Figure 4. Mutational processes operative in multiple myeloma.

(a,b) Fraction of contribution of each mutation type at each context for the two mutational signatures identified by NMF analysis. The major components contributing to each signature are highlighted with arrows. (c) Stacked bar chart showing the percentage contribution of the two mutational processes identified by NMF to the total number of variants present in each case. Dark blue bars=Signature B, light blue bars=Signature A. (d) In two examples of branching evolution, PD4283 and PD4301, the percentage contribution of the two mutational processes identified by NMF to the variants present in the early sample (dark purple box) was compared with that of the new variants in the late sample (orange box). A stacked bar chart shows that the contribution from Signature B increases significantly in the ‘late’ variants (χ² test). Dark blue bars=Signature B, light blue bars=Signature A.

Figure 5. Landscape of genetic alterations and recurrently mutated genes in multiple myeloma.

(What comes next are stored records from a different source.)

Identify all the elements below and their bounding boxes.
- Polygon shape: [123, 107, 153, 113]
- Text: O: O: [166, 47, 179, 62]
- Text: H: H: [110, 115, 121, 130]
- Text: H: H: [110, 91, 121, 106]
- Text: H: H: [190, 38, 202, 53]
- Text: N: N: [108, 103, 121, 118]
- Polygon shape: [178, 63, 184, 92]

Table highlighting relevant genetic alterations and recurrently mutated genes in the study. Patients are represented in columns. (a) Karyotypic features of each patient. (b) Recurrently mutated genes, color coded for missense (green), nonsense (red) and splice-site (blue) substitutions; indels are in light purple and homozygous deletions in ocra. For patients with serial samples, events occurring only in one sample only are highlighted with a diagonal bar. In case of multiple mutations in the same gene in a patient, only one is plotted. In case a mutation is associated with the deletion of the wild-type allele, the gene shows a black contour. For each gene, the number of patients harbouring at least one non-silent mutation is provided in the ‘TOTAL’ column. Asterisks mark genes mutated at a significant recurrence rate in the data set (P-value<0.02 and false discovery rate of <10%).

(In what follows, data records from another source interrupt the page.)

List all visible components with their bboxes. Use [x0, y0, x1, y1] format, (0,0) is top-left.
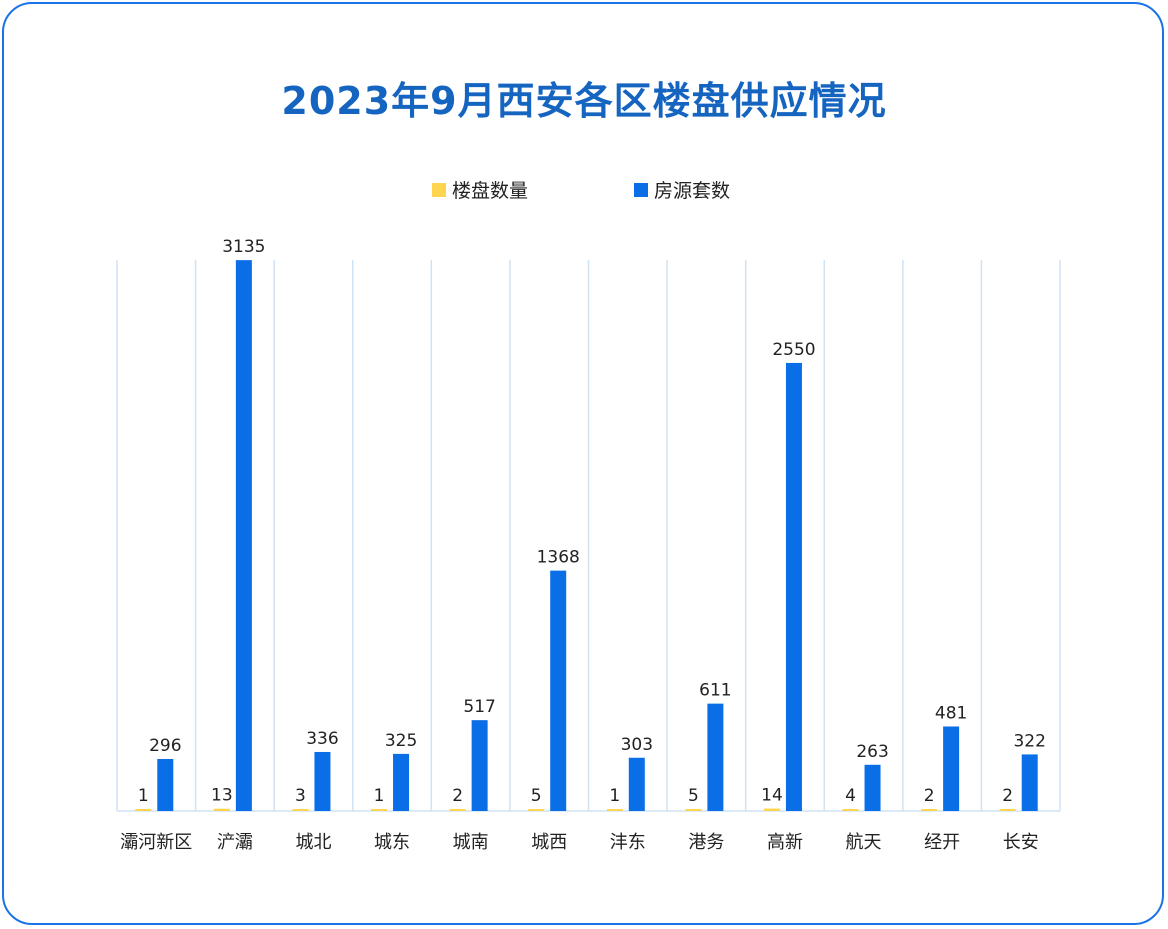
bar-unit-count — [550, 570, 567, 811]
bar-project-count — [999, 809, 1016, 811]
legend-item-unit-count: 房源套数 — [634, 176, 730, 203]
x-tick-label: 浐灞 — [217, 832, 253, 853]
chart-title: 2023年9月西安各区楼盘供应情况 — [281, 79, 887, 123]
x-tick-label: 城西 — [531, 832, 567, 853]
x-tick-label: 城南 — [453, 832, 489, 853]
x-tick-label: 港务 — [688, 832, 724, 853]
x-tick-label: 灞河新区 — [120, 832, 192, 853]
data-label-project-count: 4 — [845, 786, 856, 806]
data-label-project-count: 5 — [531, 786, 542, 806]
data-label-project-count: 1 — [138, 786, 149, 806]
bar-project-count — [135, 809, 152, 811]
data-label-unit-count: 325 — [385, 731, 417, 751]
bar-project-count — [213, 808, 230, 811]
bar-unit-count — [864, 764, 881, 811]
data-label-unit-count: 263 — [856, 742, 888, 762]
x-tick-label: 城东 — [374, 832, 410, 853]
data-label-unit-count: 336 — [306, 729, 338, 749]
data-label-project-count: 14 — [761, 786, 783, 806]
legend-swatch-unit-count — [634, 182, 648, 197]
x-tick-label: 长安 — [1003, 832, 1039, 853]
data-label-project-count: 1 — [609, 786, 620, 806]
data-label-unit-count: 481 — [935, 703, 967, 723]
data-label-unit-count: 2550 — [772, 340, 815, 360]
bar-unit-count — [471, 720, 488, 811]
bar-project-count — [763, 808, 780, 811]
x-tick-label: 经开 — [924, 832, 960, 853]
legend-label-unit-count: 房源套数 — [654, 180, 731, 202]
bar-unit-count — [1021, 754, 1038, 811]
data-label-project-count: 2 — [924, 786, 935, 806]
bar-unit-count — [157, 758, 174, 811]
bar-unit-count — [943, 726, 960, 811]
bar-project-count — [528, 809, 545, 811]
x-tick-label: 城北 — [295, 832, 331, 853]
data-label-project-count: 5 — [688, 786, 699, 806]
bar-project-count — [685, 809, 702, 811]
x-tick-label: 高新 — [767, 832, 803, 853]
x-tick-label: 沣东 — [610, 832, 646, 853]
data-label-unit-count: 1368 — [537, 548, 580, 568]
bar-project-count — [371, 809, 388, 811]
data-label-unit-count: 296 — [149, 736, 181, 756]
bar-unit-count — [785, 362, 802, 811]
bar-project-count — [292, 809, 309, 811]
data-label-project-count: 1 — [374, 786, 385, 806]
data-label-project-count: 2 — [452, 786, 463, 806]
bar-unit-count — [314, 751, 331, 811]
data-label-project-count: 3 — [295, 786, 306, 806]
bar-project-count — [606, 809, 623, 811]
bar-project-count — [921, 809, 938, 811]
bar-project-count — [449, 809, 466, 811]
x-tick-label: 航天 — [846, 832, 882, 853]
bar-unit-count — [628, 757, 645, 811]
chart-legend: 楼盘数量 房源套数 — [0, 176, 1168, 203]
legend-item-project-count: 楼盘数量 — [432, 176, 528, 203]
bar-unit-count — [235, 260, 252, 811]
data-label-unit-count: 303 — [621, 735, 653, 755]
data-label-project-count: 2 — [1002, 786, 1013, 806]
legend-label-project-count: 楼盘数量 — [452, 180, 529, 202]
legend-swatch-project-count — [432, 182, 446, 197]
data-label-unit-count: 322 — [1013, 731, 1045, 751]
data-label-unit-count: 517 — [463, 697, 495, 717]
data-label-unit-count: 611 — [699, 681, 731, 701]
bar-unit-count — [707, 703, 724, 811]
bar-unit-count — [393, 753, 410, 811]
data-label-project-count: 13 — [211, 786, 233, 806]
data-label-unit-count: 3135 — [222, 237, 265, 257]
bar-project-count — [842, 809, 859, 811]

Figure 6. Novel gene mutations identified in multiple myeloma.

Schematic representation of known or predicted functional domains (from NCBI) of the protein products of the main novel genes identified in the screen, and location of the observed variants, color coded by type: red=truncating variants (nonsense, out-of-frame indels, essential splice-site mutations), green=missense variants, and blue=in-frame indels. FAT3 shows a homozygous deletion spanning the whole locus in a patient and this is shown by a red bar.